Khokon (also spelled as Khokawn) is a Kuki village in the Senapati district of Manipur, India. As per Census of India 2011, there are 33 household with a total population of 189 persons, out of which 96 are male while 93 are female.

Etymology
The term Khokon means a zig-zag village.

History
Khokon village was established in the first decade of the 19th century. The original village located in Ukhrul district between Kachai and Phungtal villages. It was situated at the top of the mountain. During those years there was much rivalry among the Tangkhuls and headhunting was common among them. In such circumstances Khokon villagers due to their sheer physical strength and modern warfare they controlled the warring clans and villages in Ukhrul district, and as a result brought about the much needed peace and tranquility in the area.

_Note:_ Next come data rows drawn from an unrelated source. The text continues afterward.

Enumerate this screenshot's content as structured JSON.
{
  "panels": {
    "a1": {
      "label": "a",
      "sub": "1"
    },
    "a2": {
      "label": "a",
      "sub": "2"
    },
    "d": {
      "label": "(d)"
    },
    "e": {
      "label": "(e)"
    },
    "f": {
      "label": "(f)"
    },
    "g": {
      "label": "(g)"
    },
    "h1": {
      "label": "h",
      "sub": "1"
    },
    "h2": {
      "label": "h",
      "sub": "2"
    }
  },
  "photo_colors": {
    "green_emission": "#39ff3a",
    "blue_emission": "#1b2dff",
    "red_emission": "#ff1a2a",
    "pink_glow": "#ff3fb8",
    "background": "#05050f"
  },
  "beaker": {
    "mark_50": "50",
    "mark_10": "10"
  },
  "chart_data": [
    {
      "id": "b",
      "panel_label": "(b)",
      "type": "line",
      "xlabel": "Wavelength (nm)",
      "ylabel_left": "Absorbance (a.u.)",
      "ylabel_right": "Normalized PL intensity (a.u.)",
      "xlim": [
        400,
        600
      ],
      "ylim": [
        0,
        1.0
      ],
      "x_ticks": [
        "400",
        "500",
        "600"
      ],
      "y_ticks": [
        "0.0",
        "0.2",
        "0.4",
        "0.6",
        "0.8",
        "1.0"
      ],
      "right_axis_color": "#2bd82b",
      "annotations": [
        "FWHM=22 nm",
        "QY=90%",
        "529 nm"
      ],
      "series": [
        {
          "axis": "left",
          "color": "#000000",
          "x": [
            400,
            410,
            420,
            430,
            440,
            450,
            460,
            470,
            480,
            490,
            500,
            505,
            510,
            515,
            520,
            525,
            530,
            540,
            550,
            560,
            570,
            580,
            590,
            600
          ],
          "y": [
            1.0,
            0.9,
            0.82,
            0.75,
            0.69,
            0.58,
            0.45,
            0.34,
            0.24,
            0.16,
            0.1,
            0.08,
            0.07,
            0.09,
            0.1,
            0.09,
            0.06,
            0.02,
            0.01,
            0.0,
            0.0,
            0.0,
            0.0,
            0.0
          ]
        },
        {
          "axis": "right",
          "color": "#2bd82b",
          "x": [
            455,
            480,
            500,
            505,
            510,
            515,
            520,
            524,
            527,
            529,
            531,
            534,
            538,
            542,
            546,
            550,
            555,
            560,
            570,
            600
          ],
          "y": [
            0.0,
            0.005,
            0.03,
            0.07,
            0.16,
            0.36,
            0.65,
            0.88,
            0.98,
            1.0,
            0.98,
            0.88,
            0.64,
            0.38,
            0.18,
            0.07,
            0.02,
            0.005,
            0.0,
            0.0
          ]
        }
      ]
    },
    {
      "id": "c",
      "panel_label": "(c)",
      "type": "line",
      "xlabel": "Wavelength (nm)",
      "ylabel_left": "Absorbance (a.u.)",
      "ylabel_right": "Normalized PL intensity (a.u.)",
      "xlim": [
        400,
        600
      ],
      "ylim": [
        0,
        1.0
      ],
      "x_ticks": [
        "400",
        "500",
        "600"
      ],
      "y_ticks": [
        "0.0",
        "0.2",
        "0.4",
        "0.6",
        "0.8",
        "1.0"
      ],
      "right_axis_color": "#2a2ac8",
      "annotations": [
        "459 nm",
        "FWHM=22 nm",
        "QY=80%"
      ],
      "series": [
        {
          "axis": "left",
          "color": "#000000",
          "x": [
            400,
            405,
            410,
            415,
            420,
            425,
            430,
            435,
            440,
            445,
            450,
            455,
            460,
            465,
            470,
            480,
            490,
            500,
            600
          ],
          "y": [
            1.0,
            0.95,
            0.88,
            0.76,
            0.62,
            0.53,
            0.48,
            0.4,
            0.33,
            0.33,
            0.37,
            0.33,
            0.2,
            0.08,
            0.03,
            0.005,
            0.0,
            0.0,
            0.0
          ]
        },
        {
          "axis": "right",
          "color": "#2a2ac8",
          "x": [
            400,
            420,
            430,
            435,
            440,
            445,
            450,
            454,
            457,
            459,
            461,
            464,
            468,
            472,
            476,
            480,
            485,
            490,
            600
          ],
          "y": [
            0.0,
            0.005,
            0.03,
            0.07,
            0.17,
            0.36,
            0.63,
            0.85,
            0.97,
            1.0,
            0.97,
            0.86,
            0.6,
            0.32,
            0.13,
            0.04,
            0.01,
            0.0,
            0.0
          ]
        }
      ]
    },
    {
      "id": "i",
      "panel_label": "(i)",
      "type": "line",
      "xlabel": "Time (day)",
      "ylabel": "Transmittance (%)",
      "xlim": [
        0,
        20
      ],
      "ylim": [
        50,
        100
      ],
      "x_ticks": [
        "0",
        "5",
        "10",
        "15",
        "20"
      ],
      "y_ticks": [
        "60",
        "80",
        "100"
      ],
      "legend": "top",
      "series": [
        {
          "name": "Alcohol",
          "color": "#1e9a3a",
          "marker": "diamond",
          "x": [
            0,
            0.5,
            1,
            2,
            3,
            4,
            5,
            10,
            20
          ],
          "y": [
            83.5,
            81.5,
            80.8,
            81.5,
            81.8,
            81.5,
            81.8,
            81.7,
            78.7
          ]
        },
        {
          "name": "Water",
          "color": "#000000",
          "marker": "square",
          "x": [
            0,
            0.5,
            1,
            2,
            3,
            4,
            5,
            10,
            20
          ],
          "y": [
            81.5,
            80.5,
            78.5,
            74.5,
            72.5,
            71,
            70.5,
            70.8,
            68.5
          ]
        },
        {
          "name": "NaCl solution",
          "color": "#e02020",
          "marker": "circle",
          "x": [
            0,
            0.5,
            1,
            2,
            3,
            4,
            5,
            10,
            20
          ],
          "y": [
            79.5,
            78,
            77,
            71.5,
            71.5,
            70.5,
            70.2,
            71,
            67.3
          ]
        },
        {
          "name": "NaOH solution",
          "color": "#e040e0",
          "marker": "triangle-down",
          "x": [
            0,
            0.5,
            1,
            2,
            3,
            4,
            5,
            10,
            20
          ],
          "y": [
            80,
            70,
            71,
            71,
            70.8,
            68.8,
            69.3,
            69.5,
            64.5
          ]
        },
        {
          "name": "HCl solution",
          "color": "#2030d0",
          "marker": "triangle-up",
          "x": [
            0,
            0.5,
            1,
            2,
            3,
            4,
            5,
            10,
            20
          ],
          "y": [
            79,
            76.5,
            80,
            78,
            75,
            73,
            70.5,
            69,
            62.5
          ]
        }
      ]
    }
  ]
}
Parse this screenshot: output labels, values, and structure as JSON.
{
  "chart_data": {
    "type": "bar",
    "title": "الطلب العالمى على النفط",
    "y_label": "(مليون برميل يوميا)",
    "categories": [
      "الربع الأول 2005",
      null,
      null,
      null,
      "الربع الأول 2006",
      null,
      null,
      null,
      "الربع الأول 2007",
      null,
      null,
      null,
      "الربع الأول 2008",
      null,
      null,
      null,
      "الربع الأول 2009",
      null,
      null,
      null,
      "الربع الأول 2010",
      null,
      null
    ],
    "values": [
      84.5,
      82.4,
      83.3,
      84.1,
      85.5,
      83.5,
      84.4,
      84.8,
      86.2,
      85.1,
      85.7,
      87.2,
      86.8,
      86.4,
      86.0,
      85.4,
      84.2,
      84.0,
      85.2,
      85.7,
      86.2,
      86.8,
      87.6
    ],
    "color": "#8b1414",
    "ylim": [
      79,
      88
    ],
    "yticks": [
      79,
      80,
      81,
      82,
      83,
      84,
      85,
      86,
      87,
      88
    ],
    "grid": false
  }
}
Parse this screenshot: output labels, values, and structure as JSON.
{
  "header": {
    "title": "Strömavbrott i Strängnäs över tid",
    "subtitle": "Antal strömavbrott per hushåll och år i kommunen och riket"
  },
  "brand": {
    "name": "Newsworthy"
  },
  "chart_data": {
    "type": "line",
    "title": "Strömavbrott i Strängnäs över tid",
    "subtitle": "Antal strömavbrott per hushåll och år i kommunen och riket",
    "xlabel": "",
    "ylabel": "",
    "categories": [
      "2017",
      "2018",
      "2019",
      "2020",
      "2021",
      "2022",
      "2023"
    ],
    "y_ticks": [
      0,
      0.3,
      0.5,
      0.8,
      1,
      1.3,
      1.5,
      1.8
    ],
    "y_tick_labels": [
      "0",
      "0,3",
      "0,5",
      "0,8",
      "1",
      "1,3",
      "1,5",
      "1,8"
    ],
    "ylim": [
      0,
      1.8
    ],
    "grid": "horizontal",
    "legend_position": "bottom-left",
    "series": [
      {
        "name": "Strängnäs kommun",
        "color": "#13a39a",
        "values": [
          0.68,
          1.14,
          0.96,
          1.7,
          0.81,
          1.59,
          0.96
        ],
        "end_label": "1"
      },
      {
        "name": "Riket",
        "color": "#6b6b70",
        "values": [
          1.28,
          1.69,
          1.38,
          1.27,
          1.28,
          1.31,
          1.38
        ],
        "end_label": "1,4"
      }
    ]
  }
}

In post-independence India, the rising Naga nationalism and militancy led some of the Tangkhul nationalists to serve quit notice to Khokon villagers forgetting their contribution in the past. Their village was burnt down by Naga nationalists in 1961. As a result they left their homesteads in 1961.

The chief of Khokon Pu Ngulthong Haokip reestablish the village again in Saikul subdivision in 1979.

Location
Khokon village is located at 24°59'33.3"N latitude, and 93°59'47.8"E longitude. It is situated at a height of 790 m above sea level, and just about 35 Kilometres from Imphal, the capital city of Manipur.

Literacy
As per the Census of India 2011, Khokon has a literacy rate of 56.68%, out of which the male population is 61.05% and female is 52.17%.

Church
The people in the village had been largely converted during the 19th century, and they are affiliated to Kuki Baptist Convention, a Baptist Kuki denomination in Northeast India.

Occupation
Even though Khokonites were traditionally cultivators and animal rearers, with the passage of time they largely shifted to small businesses and other skilled professions such as knitting and yarning. The educated ones are engaged in teaching and research in various universities of India and also as medical practitioners. A sections of youths also migrated to different metropolitan cities in the country to work in various companies and BPOs.